LOST ROSES is the eagerly awaited new novel from the author of LILAC GIRLS. This is a prequel as the protagonist is Eliza Ferriday, the mother of Caroline Ferriday, who readers came to know in Martha Hall Kelly’s much-talked-about debut. The kernel for the story came to Martha when she was researching LILAC GIRLS and saw a newspaper clipping about how Eliza had sold Russian handmade items from her swanky New York apartment to benefit White Russians who had fled Russia. You can see how Eliza influenced Caroline and made her into the strong women she became.

Once again, the story is told through the voices of three female characters, this time set during World War I. The book opens in the United States in 1914 before moving to Russia and then to Paris. Caroline makes a few brief cameos, but this story is Eliza’s to share. Besides Eliza, her friend Sofya Streshnayva, who is a cousin of the Romanovs, and Varinka, who is a kitchen worker, are the characters, each lending a perspective that moves the story forward.

The strife in St. Petersburg is not sugarcoated; tensions are high in the country, and there is definitely an intense disparity between the haves and the have nots. Sofya and her family flee to the country when it becomes dangerous to live in St. Petersburg. She keeps Eliza apprised of the tensions, and her American friend wonders what she can do on her behalf. Taras, a revolutionary, despises the bourgeois White Russians and all that they stand for. He is out for blood, and his relationship to Varinka spells danger for Sofya and those around her.

There are many pivotal moments in the story --- ones that will have readers turning pages to reach more.
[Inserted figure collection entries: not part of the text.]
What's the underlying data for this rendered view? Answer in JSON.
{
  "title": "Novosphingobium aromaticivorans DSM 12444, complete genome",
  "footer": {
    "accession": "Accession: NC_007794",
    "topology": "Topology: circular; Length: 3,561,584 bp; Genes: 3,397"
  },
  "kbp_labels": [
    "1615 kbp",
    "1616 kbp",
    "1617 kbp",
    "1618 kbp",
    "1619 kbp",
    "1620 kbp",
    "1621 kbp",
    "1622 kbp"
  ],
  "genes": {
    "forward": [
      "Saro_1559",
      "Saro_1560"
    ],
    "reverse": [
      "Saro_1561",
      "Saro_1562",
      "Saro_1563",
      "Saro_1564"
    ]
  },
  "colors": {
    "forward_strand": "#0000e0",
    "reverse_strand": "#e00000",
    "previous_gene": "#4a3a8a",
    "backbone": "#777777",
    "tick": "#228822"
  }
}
LILAC GIRLS was my book group’s favorite book of the year last year. We had a chance to Skype with Martha after reading advance copies of LOST ROSES. During our conversation, Martha took us back to her early days of discovering the story of Caroline Ferriday when she visited the Bellamy-Ferriday House. She walked us through her writing and researching right up until the project that she is working on now, a book about the Civil War, which will be yet another prequel featuring a Ferriday relative.

I actually loved LOST ROSES even more than LILAC GIRLS. I think that the character of Herta in LILAC GIRLS made part of that book tough reading for me. Here the villain character feels more endearing.

For book clubs, perhaps read the books back to back, or even read LOST ROSES first and then move on to LILAC GIRLS. I am so looking forward to the Civil War book!